How would a framework handle education, where the political settlement is for pampering church schools, not funding state schools for educational attainment and population growth? Or health, where some query measures such as hospital beds per population?

Here’s a range of inequality and environment indicators and measures, that could be sampled, in an Australian framework. Some are reflected in the GPI or OECD Framework.

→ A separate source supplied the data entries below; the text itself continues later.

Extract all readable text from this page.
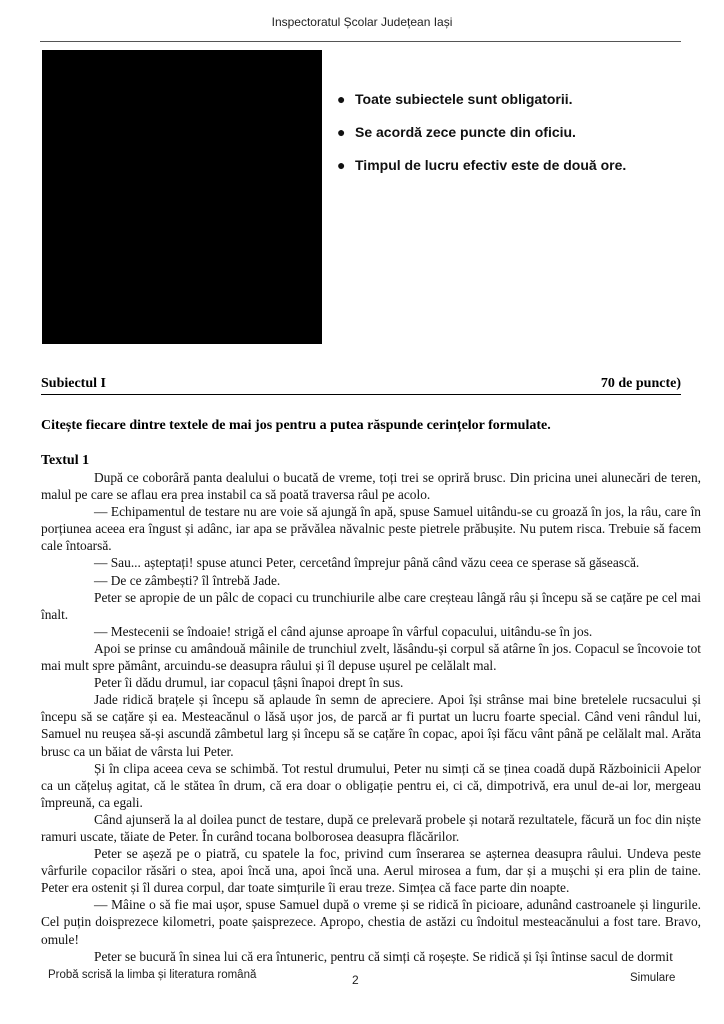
Inspectoratul Școlar Județean Iași
● Toate subiectele sunt obligatorii.
● Se acordă zece puncte din oficiu.
● Timpul de lucru efectiv este de două ore.
Subiectul I	70 de puncte)
Citește fiecare dintre textele de mai jos pentru a putea răspunde cerințelor formulate.
Textul 1

După ce coborâră panta dealului o bucată de vreme, toți trei se opriră brusc. Din pricina unei alunecări de teren, malul pe care se aflau era prea instabil ca să poată traversa râul pe acolo.

— Echipamentul de testare nu are voie să ajungă în apă, spuse Samuel uitându-se cu groază în jos, la râu, care în porțiunea aceea era îngust și adânc, iar apa se prăvălea năvalnic peste pietrele prăbușite. Nu putem risca. Trebuie să facem cale întoarsă.

— Sau... așteptați! spuse atunci Peter, cercetând împrejur până când văzu ceea ce sperase să găsească.

— De ce zâmbești? îl întrebă Jade.

Peter se apropie de un pâlc de copaci cu trunchiurile albe care creșteau lângă râu și începu să se cațăre pe cel mai înalt.

— Mestecenii se îndoaie! strigă el când ajunse aproape în vârful copacului, uitându-se în jos.

Apoi se prinse cu amândouă mâinile de trunchiul zvelt, lăsându-și corpul să atârne în jos. Copacul se încovoie tot mai mult spre pământ, arcuindu-se deasupra râului și îl depuse ușurel pe celălalt mal.

Peter îi dădu drumul, iar copacul țâșni înapoi drept în sus.

Jade ridică brațele și începu să aplaude în semn de apreciere. Apoi își strânse mai bine bretelele rucsacului și începu să se cațăre și ea. Mesteacănul o lăsă ușor jos, de parcă ar fi purtat un lucru foarte special. Când veni rândul lui, Samuel nu reușea să-și ascundă zâmbetul larg și începu să se cațăre în copac, apoi își făcu vânt până pe celălalt mal. Arăta brusc ca un băiat de vârsta lui Peter.

Și în clipa aceea ceva se schimbă. Tot restul drumului, Peter nu simți că se ținea coadă după Războinicii Apelor ca un cățeluș agitat, că le stătea în drum, că era doar o obligație pentru ei, ci că, dimpotrivă, era unul de-ai lor, mergeau împreună, ca egali.

Când ajunseră la al doilea punct de testare, după ce prelevară probele și notară rezultatele, făcură un foc din niște ramuri uscate, tăiate de Peter. În curând tocana bolborosea deasupra flăcărilor.

Peter se așeză pe o piatră, cu spatele la foc, privind cum înserarea se așternea deasupra râului. Undeva peste vârfurile copacilor răsări o stea, apoi încă una, apoi încă una. Aerul mirosea a fum, dar și a mușchi și era plin de taine. Peter era ostenit și îl durea corpul, dar toate simțurile îi erau treze. Simțea că face parte din noapte.

— Mâine o să fie mai ușor, spuse Samuel după o vreme și se ridică în picioare, adunând castroanele și lingurile. Cel puțin doisprezece kilometri, poate șaisprezece. Apropo, chestia de astăzi cu îndoitul mesteacănului a fost tare. Bravo, omule!

Peter se bucură în sinea lui că era întuneric, pentru că simți că roșește. Se ridică și își întinse sacul de dormit

Probă scrisă la limba și literatura română	2	Simulare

Under an inequality header:

  • (Un)employment rates;
  • Profits and incomes; inflation and wages; real unit labour costs; real GDP per capita;
  • Population growth vs productivity growth; Real wages; 90-10 or 80-20 wealth shares;
  • Housing (un)affordability; household debt;
  • Private and state school funding.

Under a population growth, and environmental quality header:

  • Total natural increase, numbers and percentage of population; 
  • Major cities, population shares and commuting/congestion trends;
  • Material footprint;
  • Greenhouse gas emissions estimate, including and excluding land clearing (LULUCF);
  • Land clearing estimates, not solely based on National Carbon Accounting (NCAS)
  • Tallies of endangered species; tallies of natural disasters.

Across such measures, it’s doubtful the first “big Australia” surge of 2005-2020 has improved ordinary well-being. Yet the second surge could last many years.

Leaving the environment aside, this phase will entrench the income and wealth positions of the top 10%-20%. Putting the environment back in, won’t improve ordinary “well-being” outcomes.

Stephen Saunders is a former public servant, consultant and 'Canberra Times' reviewer. He is on the Sustainable Population Australia Executive Committee.